I recently got a bit of a scare when I noticed that some large files of several gigabytes that I copied from an SD card to a hard drive and vice versa were corrupted afterwards. Corrupted as in the last gigabyte of the file missing on the target device. Up to today I have no idea how this happened, I’m usually diligent enough to eject media and wait for the pop-up to notify me that it is save to remove the drive. One thing that was even worse was that I started wondering if my regular backups were affected as well. It’s a strange feeling when you suddenly don’t trust your backups anymore so I invested some time to find out if things were all right or not. Turns out it is not so difficult.
Comparing a few files
For only a few files, let’s say virtual machine snapshot files each of a size of several gigabytes in a single directory can be compared quite easily between master and backup drive by calculating a checksum of each file in the directory, once on the master drive and once on the backup:
md5sum *
The command above reads all files in a directory and generates the md5sum of each. Even a single bit that is different will result in a completely different result and so comparison between master and backup is simple.

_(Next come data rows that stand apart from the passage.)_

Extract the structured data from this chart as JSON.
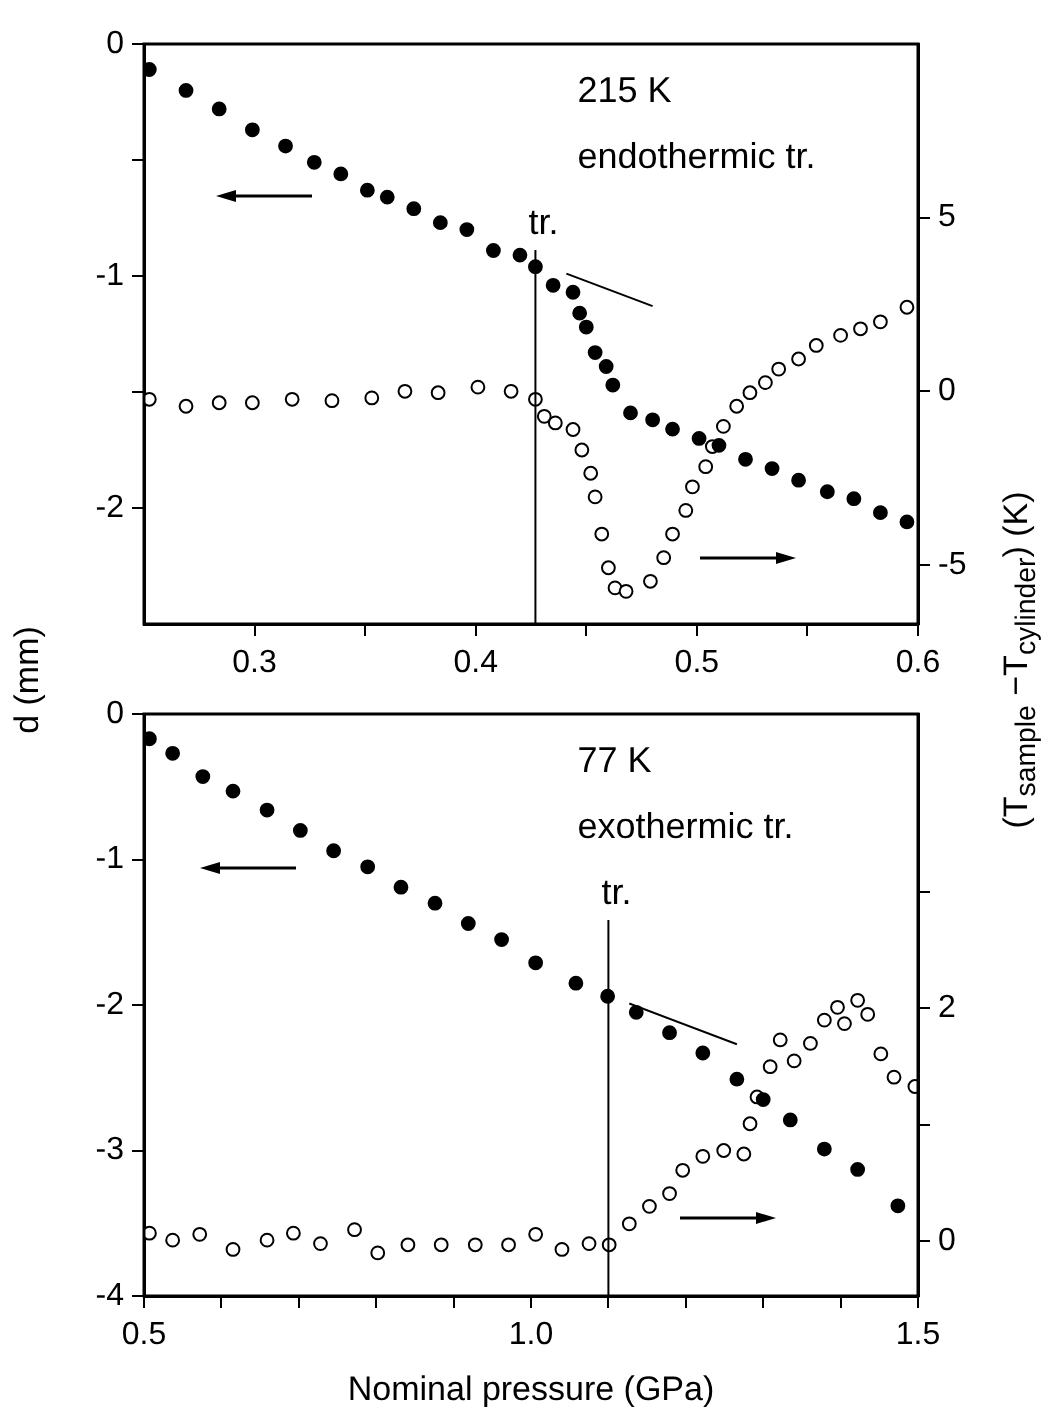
{
  "chart_data": [
    {
      "type": "scatter",
      "ylabel": "d (mm)",
      "y2label": "(T$_{sample}$ −T$_{cylinder}$) (K)",
      "marker": "circle",
      "legend": false,
      "grid": false,
      "annotations": [
        "215 K",
        "endothermic tr."
      ],
      "xlim": [
        0.25,
        0.6
      ],
      "xticks": [
        0.3,
        {
          "value": 0.35,
          "label": null
        },
        0.4,
        {
          "value": 0.45,
          "label": null
        },
        0.5,
        {
          "value": 0.55,
          "label": null
        },
        0.6
      ],
      "ylim": [
        -2.5,
        0
      ],
      "yticks": [
        0,
        {
          "value": -0.5,
          "label": null
        },
        -1,
        {
          "value": -1.5,
          "label": null
        },
        -2
      ],
      "y2lim": [
        -6.7,
        10
      ],
      "y2ticks": [
        -5,
        0,
        5
      ],
      "ref_lines": [
        {
          "axis": "x",
          "value": 0.427,
          "color": "#000000",
          "label": "tr."
        }
      ],
      "series": [
        {
          "color": "#000000",
          "axis": "y",
          "x": [
            0.2524,
            0.269,
            0.284,
            0.299,
            0.314,
            0.327,
            0.339,
            0.351,
            0.36,
            0.372,
            0.384,
            0.396,
            0.408,
            0.42,
            0.427,
            0.435,
            0.444,
            0.447,
            0.45,
            0.454,
            0.459,
            0.462,
            0.47,
            0.48,
            0.489,
            0.501,
            0.51,
            0.522,
            0.534,
            0.546,
            0.559,
            0.571,
            0.583,
            0.595
          ],
          "values": [
            -0.11,
            -0.2,
            -0.28,
            -0.37,
            -0.44,
            -0.51,
            -0.56,
            -0.63,
            -0.66,
            -0.71,
            -0.77,
            -0.8,
            -0.89,
            -0.91,
            -0.96,
            -1.04,
            -1.07,
            -1.16,
            -1.22,
            -1.33,
            -1.39,
            -1.47,
            -1.59,
            -1.62,
            -1.66,
            -1.7,
            -1.73,
            -1.79,
            -1.83,
            -1.88,
            -1.93,
            -1.96,
            -2.02,
            -2.06
          ]
        },
        {
          "color": "#000000",
          "axis": "y2",
          "x": [
            0.2524,
            0.269,
            0.284,
            0.299,
            0.317,
            0.335,
            0.353,
            0.368,
            0.383,
            0.401,
            0.416,
            0.427,
            0.431,
            0.436,
            0.444,
            0.448,
            0.452,
            0.454,
            0.457,
            0.46,
            0.463,
            0.468,
            0.479,
            0.485,
            0.489,
            0.495,
            0.498,
            0.504,
            0.507,
            0.512,
            0.518,
            0.524,
            0.531,
            0.537,
            0.546,
            0.554,
            0.565,
            0.574,
            0.583,
            0.595
          ],
          "values": [
            -0.23,
            -0.43,
            -0.33,
            -0.33,
            -0.23,
            -0.27,
            -0.19,
            0,
            -0.04,
            0.12,
            0,
            -0.23,
            -0.72,
            -0.91,
            -1.1,
            -1.69,
            -2.36,
            -3.04,
            -4.11,
            -5.08,
            -5.66,
            -5.76,
            -5.47,
            -4.79,
            -4.11,
            -3.43,
            -2.75,
            -2.17,
            -1.59,
            -1.01,
            -0.43,
            -0.04,
            0.25,
            0.64,
            0.93,
            1.32,
            1.61,
            1.8,
            2.0,
            2.42
          ]
        },
        {
          "type": "line",
          "color": "#000000",
          "axis": "y",
          "marker": "none",
          "x": [
            0.441,
            0.48
          ],
          "values": [
            -0.99,
            -1.13
          ]
        }
      ]
    },
    {
      "type": "scatter",
      "xlabel": "Nominal pressure (GPa)",
      "marker": "circle",
      "legend": false,
      "grid": false,
      "annotations": [
        "77 K",
        "exothermic tr."
      ],
      "xlim": [
        0.5,
        1.5
      ],
      "xticks": [
        0.5,
        {
          "value": 0.6,
          "label": null
        },
        {
          "value": 0.7,
          "label": null
        },
        {
          "value": 0.8,
          "label": null
        },
        {
          "value": 0.9,
          "label": null
        },
        {
          "value": 1,
          "label": "1.0"
        },
        {
          "value": 1.1,
          "label": null
        },
        {
          "value": 1.2,
          "label": null
        },
        {
          "value": 1.3,
          "label": null
        },
        {
          "value": 1.4,
          "label": null
        },
        1.5
      ],
      "ylim": [
        -4,
        0
      ],
      "yticks": [
        0,
        -1,
        -2,
        -3,
        -4
      ],
      "y2lim": [
        -0.47,
        4.53
      ],
      "y2ticks": [
        0,
        {
          "value": 1,
          "label": null
        },
        2,
        {
          "value": 3,
          "label": null
        }
      ],
      "ref_lines": [
        {
          "axis": "x",
          "value": 1.1,
          "color": "#000000",
          "label": "tr."
        }
      ],
      "series": [
        {
          "color": "#000000",
          "axis": "y",
          "x": [
            0.507,
            0.537,
            0.576,
            0.615,
            0.659,
            0.702,
            0.745,
            0.789,
            0.832,
            0.876,
            0.919,
            0.962,
            1.006,
            1.058,
            1.099,
            1.136,
            1.179,
            1.222,
            1.266,
            1.3,
            1.335,
            1.379,
            1.422,
            1.474
          ],
          "values": [
            -0.17,
            -0.27,
            -0.43,
            -0.53,
            -0.66,
            -0.8,
            -0.94,
            -1.05,
            -1.19,
            -1.3,
            -1.44,
            -1.55,
            -1.71,
            -1.85,
            -1.94,
            -2.05,
            -2.19,
            -2.33,
            -2.51,
            -2.65,
            -2.79,
            -2.99,
            -3.13,
            -3.38
          ]
        },
        {
          "color": "#000000",
          "axis": "y2",
          "x": [
            0.507,
            0.537,
            0.572,
            0.615,
            0.659,
            0.693,
            0.728,
            0.772,
            0.802,
            0.841,
            0.884,
            0.928,
            0.971,
            1.006,
            1.04,
            1.075,
            1.101,
            1.127,
            1.153,
            1.179,
            1.196,
            1.222,
            1.249,
            1.275,
            1.283,
            1.292,
            1.309,
            1.322,
            1.34,
            1.361,
            1.379,
            1.396,
            1.405,
            1.422,
            1.435,
            1.452,
            1.469,
            1.496
          ],
          "values": [
            0.07,
            0.01,
            0.06,
            -0.07,
            0.01,
            0.07,
            -0.02,
            0.1,
            -0.1,
            -0.03,
            -0.03,
            -0.03,
            -0.03,
            0.06,
            -0.07,
            -0.02,
            -0.03,
            0.15,
            0.3,
            0.41,
            0.61,
            0.73,
            0.78,
            0.75,
            1.01,
            1.24,
            1.5,
            1.73,
            1.55,
            1.7,
            1.9,
            2.01,
            1.87,
            2.07,
            1.95,
            1.61,
            1.41,
            1.33
          ]
        },
        {
          "type": "line",
          "color": "#000000",
          "axis": "y",
          "marker": "none",
          "x": [
            1.127,
            1.266
          ],
          "values": [
            -1.99,
            -2.27
          ]
        }
      ]
    }
  ]
}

Comparing Thousands of Files Needs a Different Approach
While this works well for a few files it’s not practicable to compare thousands of files this way. One solution I came up with at first was to use md5sum recursively through the directory structure and pipe the output generated on the master and the backup drive to text files and then compare them with a program such as meld. Unfortunately that didn’t work as the files were not stored in the directories on my master and slave drives in the same order. Hence, the checksums were in different orders in the output files and so a file comparison with meld just showed chaos.
As I make backups with LuckyBackup, a frontend for rsync, I had a look if rsync could be made to compare a source and destination not based on filesize and modification time but on checksums. I turned out that rsync just has such an option! By default checksums are not used because it requires that all files are read from the beginning to the end and a checksum generated, which takes far far longer than just comparing filesize and date from the directory tree. Here’s an example of an rsync command that does what I needed:
rsync --dry-run --checksum -h --progress --stats -r -tgo -p -l -D --delete-after source-path destination-path
The two important parameters are –dry-run and –checksum as I didn’t want to synchronize the two directories but I just wanted to find out if there are any files that were different. I leave it for your leisure to find out what the other options do.

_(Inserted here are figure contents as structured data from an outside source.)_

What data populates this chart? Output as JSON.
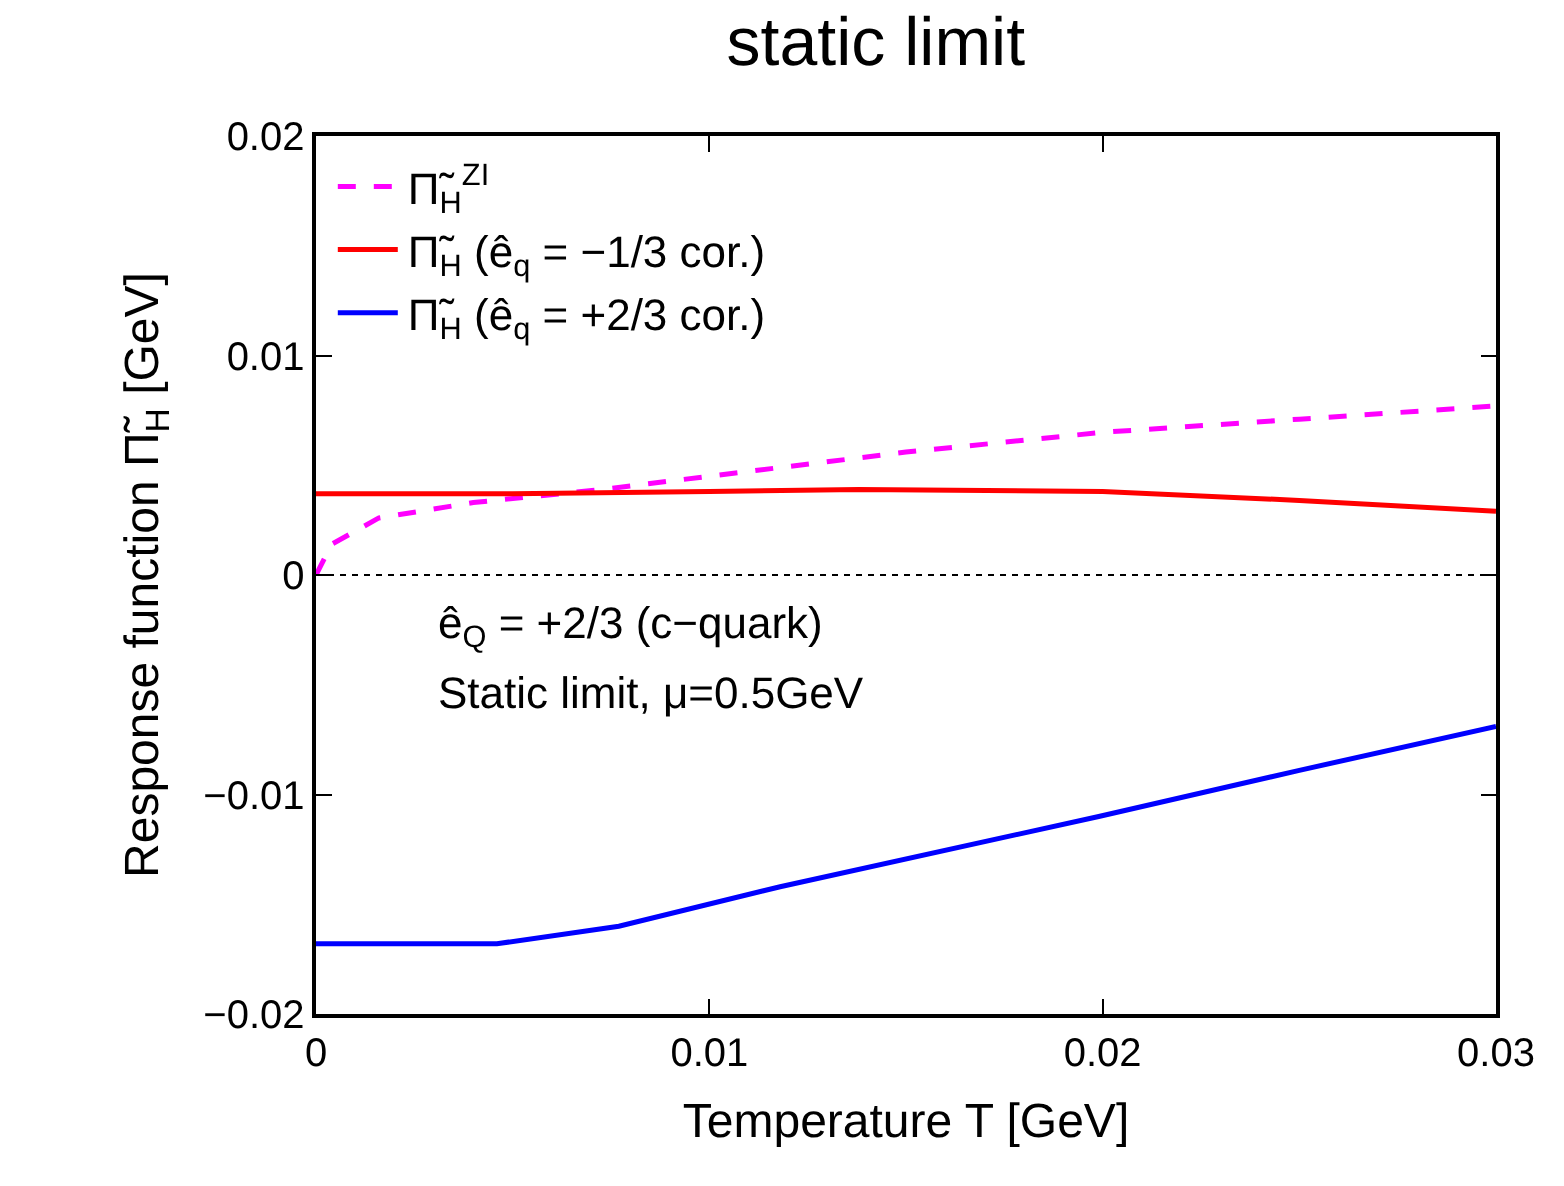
{
  "chart_data": {
    "type": "line",
    "title": "static limit",
    "xlabel": "Temperature T [GeV]",
    "ylabel": "Response function Π̃$_{H}$ [GeV]",
    "xlim": [
      0,
      0.03
    ],
    "xticks": [
      0,
      0.01,
      0.02,
      0.03
    ],
    "ylim": [
      -0.02,
      0.02
    ],
    "yticks": [
      {
        "value": -0.02,
        "label": "−0.02"
      },
      {
        "value": -0.01,
        "label": "−0.01"
      },
      0,
      0.01,
      0.02
    ],
    "legend": "top left",
    "series": [
      {
        "name": "Π̃$_{H}$$^{ZI}$",
        "color": "#ff00ff",
        "line_style": "dashed",
        "x": [
          0,
          0.0004,
          0.0016,
          0.004,
          0.0073,
          0.01,
          0.015,
          0.02,
          0.025,
          0.03
        ],
        "values": [
          0,
          0.0014,
          0.0026,
          0.0033,
          0.0039,
          0.0045,
          0.0056,
          0.0065,
          0.0071,
          0.0077
        ]
      },
      {
        "name": "Π̃$_{H}$ (ê$_{q}$ = −1/3 cor.)",
        "color": "#ff0000",
        "line_style": "solid",
        "x": [
          0,
          0.005,
          0.01,
          0.0138,
          0.02,
          0.025,
          0.03
        ],
        "values": [
          0.0037,
          0.0037,
          0.0038,
          0.0039,
          0.0038,
          0.0034,
          0.0029
        ]
      },
      {
        "name": "Π̃$_{H}$ (ê$_{q}$ = +2/3 cor.)",
        "color": "#0000ff",
        "line_style": "solid",
        "x": [
          0,
          0.0046,
          0.0077,
          0.0118,
          0.0199,
          0.025,
          0.03
        ],
        "values": [
          -0.0168,
          -0.0168,
          -0.016,
          -0.0142,
          -0.011,
          -0.0089,
          -0.0069
        ]
      }
    ],
    "ref_lines": [
      {
        "axis": "y",
        "value": 0,
        "color": "#000000",
        "line_style": "dotted"
      }
    ],
    "annotations": [
      "ê$_{Q}$ = +2/3 (c−quark)",
      "Static limit, μ=0.5GeV"
    ]
  }
}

Rsync –checksum vs. file date/size
When rsync is run with the –checksum command it completely ignores the date. I verified this by changing just a single character in a text file and then setting the file creation/modification/access times to the same value on both sides with the following command:
touch -a -m -t 201702142059 test.txt
When both files have the same modification time and size, rsync does not detect that a character was changed in the text file when run in standard mode. When run with the –checksum parameter, however, the file is marked as changed. That’s what I wanted!
After this test I changed the character back to the original value and let the operating system change the file date. As expected, rsync in standard operating mode would have updated the file as the access time was different. In –checksum mode, however, the different file dates were ignored as the checksums of the two versions were identical.
Fortunately for me, all tests showed that my backups are o.k. That still leaves me with the question of why the files I copied manually were broken, but that is far less of a problem.